|Submission time (UTC)||Aug. 17, 2020, 8:04 p.m.|
|Task||6D localization of seen objects|
|Training model type||Default|
|Training image type||Synthetic (only PBR images provided for BOP Challenge 2020 were used)|
|Publication||Pix2Pose: Pixel-Wise Coordinate Regression of Objects for 6D Pose Estimation, ICCV 2019|
|Training image modalities||RGB|
|Test image modalities||RGB-D|
Poses are initially estimated with Pix2Pose using RGB images only, and the ICP refinement is performed for each initial prediction. Results are derived after the following modifications from the original implementation of the paper.

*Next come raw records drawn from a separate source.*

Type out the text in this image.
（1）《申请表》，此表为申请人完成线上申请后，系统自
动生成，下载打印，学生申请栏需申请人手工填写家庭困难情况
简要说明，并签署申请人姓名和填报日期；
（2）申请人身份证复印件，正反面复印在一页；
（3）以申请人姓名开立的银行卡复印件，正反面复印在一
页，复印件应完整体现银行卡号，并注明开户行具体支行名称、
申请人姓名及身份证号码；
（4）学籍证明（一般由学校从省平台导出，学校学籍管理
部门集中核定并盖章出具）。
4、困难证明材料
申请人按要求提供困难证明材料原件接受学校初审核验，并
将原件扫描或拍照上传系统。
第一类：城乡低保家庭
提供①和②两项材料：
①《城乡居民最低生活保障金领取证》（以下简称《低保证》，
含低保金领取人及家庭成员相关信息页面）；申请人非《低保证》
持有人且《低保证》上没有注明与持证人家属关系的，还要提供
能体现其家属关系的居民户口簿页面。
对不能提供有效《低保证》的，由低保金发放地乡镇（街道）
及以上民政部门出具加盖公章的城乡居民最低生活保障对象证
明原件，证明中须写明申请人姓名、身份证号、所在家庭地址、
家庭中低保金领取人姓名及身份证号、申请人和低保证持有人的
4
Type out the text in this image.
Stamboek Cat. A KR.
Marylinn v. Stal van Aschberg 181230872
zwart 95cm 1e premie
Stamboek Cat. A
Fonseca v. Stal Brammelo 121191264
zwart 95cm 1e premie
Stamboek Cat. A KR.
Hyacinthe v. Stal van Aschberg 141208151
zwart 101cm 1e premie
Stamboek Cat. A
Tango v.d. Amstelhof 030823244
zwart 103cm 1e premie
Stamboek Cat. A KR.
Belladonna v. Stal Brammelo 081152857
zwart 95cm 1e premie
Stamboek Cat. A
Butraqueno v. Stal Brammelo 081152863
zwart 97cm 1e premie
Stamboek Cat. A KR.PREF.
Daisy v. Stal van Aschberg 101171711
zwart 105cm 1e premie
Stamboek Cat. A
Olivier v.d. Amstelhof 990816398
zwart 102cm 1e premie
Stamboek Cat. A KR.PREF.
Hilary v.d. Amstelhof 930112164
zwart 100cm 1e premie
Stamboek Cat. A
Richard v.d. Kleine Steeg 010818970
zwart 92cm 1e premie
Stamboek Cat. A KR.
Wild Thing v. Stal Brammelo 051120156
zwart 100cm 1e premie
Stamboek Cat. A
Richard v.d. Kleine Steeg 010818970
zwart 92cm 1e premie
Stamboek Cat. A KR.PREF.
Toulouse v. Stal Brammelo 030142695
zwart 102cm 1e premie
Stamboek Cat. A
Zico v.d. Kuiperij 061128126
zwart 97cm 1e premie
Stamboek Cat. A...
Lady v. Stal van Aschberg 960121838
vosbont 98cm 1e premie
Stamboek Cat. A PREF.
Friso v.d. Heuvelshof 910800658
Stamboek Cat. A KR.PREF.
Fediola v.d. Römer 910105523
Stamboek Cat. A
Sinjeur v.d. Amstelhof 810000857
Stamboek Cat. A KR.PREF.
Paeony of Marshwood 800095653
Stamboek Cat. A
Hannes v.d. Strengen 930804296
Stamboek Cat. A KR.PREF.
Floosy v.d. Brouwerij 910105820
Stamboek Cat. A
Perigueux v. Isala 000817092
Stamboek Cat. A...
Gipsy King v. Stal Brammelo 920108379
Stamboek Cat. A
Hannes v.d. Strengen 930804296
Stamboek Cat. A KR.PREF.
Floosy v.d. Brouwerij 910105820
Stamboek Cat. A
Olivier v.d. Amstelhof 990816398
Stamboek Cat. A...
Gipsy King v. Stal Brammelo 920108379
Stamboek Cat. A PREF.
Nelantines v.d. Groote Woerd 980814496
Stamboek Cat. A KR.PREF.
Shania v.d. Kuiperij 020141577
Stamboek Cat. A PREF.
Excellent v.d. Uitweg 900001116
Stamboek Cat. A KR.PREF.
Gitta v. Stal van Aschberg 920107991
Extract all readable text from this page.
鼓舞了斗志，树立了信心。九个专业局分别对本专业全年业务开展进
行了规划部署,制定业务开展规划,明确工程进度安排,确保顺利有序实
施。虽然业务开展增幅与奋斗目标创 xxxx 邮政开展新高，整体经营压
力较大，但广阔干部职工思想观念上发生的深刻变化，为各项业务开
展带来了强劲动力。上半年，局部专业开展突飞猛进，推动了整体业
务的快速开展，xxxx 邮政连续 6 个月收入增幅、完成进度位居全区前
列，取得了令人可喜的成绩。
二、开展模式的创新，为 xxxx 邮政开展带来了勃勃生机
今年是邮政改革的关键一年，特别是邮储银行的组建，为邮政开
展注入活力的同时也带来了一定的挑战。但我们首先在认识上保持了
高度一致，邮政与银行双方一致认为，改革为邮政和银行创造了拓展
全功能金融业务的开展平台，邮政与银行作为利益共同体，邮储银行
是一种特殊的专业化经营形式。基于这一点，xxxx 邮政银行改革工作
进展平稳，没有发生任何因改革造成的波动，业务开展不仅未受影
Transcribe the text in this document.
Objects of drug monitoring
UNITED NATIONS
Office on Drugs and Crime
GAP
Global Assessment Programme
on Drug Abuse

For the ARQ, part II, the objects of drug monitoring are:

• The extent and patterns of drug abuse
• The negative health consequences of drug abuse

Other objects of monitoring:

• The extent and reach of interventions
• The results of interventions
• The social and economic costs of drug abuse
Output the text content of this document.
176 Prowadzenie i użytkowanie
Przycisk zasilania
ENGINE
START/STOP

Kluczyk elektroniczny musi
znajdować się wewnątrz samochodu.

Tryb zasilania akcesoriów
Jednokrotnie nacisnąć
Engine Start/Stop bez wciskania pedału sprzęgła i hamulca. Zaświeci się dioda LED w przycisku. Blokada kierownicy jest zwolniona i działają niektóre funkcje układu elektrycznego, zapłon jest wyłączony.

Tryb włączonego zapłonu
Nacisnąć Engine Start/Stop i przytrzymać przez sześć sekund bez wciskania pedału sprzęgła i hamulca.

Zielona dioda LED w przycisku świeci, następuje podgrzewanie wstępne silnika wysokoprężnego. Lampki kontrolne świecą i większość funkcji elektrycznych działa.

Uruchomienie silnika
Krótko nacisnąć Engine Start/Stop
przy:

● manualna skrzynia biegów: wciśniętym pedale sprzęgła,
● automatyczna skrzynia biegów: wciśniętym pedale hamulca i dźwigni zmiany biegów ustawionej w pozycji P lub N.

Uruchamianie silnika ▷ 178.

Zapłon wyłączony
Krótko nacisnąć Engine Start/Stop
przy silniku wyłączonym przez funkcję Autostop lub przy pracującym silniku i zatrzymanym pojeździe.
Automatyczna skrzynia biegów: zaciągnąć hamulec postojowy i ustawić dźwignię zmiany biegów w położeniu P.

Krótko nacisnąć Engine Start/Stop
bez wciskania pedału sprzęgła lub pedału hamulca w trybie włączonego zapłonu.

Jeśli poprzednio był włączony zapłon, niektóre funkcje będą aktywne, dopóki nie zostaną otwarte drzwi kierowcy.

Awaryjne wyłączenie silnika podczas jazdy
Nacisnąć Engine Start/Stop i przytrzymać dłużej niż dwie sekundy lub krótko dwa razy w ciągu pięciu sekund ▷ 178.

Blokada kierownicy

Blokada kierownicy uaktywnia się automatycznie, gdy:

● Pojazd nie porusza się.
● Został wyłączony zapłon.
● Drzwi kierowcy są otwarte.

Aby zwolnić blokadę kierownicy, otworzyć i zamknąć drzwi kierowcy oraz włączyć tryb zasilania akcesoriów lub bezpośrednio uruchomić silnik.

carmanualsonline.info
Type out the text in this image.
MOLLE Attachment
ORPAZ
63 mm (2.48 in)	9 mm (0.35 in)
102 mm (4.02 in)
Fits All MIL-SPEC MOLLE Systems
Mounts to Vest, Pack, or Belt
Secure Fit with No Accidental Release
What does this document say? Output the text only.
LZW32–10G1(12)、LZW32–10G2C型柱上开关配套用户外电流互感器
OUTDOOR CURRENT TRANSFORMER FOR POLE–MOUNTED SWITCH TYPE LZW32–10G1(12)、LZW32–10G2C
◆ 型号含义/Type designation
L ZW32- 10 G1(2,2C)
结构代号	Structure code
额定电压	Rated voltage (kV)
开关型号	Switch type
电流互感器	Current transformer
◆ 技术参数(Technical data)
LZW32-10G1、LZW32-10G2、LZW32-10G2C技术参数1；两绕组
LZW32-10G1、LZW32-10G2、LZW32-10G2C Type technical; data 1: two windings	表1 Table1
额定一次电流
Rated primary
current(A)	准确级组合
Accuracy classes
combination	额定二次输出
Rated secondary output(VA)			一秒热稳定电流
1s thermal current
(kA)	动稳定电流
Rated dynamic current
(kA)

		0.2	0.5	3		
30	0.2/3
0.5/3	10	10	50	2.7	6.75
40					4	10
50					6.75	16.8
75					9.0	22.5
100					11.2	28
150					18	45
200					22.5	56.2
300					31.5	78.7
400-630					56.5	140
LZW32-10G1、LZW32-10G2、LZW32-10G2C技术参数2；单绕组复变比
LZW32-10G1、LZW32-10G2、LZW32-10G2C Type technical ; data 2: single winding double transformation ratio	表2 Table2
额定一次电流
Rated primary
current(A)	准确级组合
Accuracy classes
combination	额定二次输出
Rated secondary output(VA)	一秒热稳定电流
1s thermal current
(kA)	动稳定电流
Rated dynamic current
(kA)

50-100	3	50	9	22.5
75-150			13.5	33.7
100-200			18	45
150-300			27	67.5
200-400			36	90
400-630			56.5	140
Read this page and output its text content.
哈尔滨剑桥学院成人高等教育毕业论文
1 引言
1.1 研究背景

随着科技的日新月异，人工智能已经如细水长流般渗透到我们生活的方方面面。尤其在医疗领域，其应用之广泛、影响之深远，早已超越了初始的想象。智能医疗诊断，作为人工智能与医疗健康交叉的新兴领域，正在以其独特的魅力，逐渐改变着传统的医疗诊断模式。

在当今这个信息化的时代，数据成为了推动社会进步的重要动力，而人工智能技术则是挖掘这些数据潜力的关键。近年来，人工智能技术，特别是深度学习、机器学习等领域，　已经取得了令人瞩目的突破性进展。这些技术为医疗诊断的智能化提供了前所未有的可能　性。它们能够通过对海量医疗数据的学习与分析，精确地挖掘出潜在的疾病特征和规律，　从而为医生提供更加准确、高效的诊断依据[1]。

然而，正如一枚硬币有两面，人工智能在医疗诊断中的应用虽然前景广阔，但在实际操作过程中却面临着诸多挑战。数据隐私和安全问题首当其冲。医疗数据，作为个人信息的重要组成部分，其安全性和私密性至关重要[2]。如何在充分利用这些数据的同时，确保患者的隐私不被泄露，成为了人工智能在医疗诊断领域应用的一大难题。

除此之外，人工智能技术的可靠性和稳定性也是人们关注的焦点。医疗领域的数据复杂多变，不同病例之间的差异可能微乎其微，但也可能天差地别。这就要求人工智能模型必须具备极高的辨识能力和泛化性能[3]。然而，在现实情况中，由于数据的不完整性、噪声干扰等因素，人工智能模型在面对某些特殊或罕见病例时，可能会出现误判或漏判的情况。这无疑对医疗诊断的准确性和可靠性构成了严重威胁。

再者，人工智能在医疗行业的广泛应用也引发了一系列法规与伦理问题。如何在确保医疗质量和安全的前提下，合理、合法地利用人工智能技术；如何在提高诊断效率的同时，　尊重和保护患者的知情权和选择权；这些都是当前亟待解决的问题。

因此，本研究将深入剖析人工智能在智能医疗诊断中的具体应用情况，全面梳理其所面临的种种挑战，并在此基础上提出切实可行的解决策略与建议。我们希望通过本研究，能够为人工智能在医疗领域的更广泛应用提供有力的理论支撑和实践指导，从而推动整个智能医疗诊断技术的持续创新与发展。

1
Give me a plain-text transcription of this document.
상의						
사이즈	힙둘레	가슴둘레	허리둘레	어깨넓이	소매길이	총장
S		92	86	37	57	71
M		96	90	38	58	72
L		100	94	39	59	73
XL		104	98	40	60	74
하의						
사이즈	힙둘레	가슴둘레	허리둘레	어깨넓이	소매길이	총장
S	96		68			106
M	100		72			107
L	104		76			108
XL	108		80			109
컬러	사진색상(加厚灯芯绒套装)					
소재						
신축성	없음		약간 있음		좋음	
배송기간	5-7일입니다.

1) Replaced the encoder part with the first three blocks of Resnet-50 with pre-trained weights using ImageNet.
2) Increased a threshold for inlier pixels during PnP-Ransac operation (3 -> 5).
3) Detection results from Mask-RCNN are reused if predictions for each detection are not successful. In this case, Pix2Pose is performed for other objects that do not have good results yet.
4) Parameters for the ICP refinement are optimized.
5) Adjusted inlier and outlier thresholds for Pix2Pose (inlier: 0.15 -> 0.2, outlier: [0.15,0.25,0.35] -> [0.2,0.3,0.35]).
6) A minor bug that causes bad detection results for the T-Less dataset is fixed. (different image resolutions were used during training and inference)
7) Increased the number of RPN proposals and NMS thresholds in Mask-RCNN (1000/0.7 to 2000/0.9), which produces more detection proposals
8) A score of each hypothesis is computed by a new form, max(0,0.2-[depth_difference per pixel])/0.2, instead of counting the number of pixels that have less than 0.2 depth differences.
All updates will be shared in our public repository (checkout bop2020 branch after the deadline)
|Computer specifications||CPU: i7-9700K, GPU: Titan V, RAM: 32GB|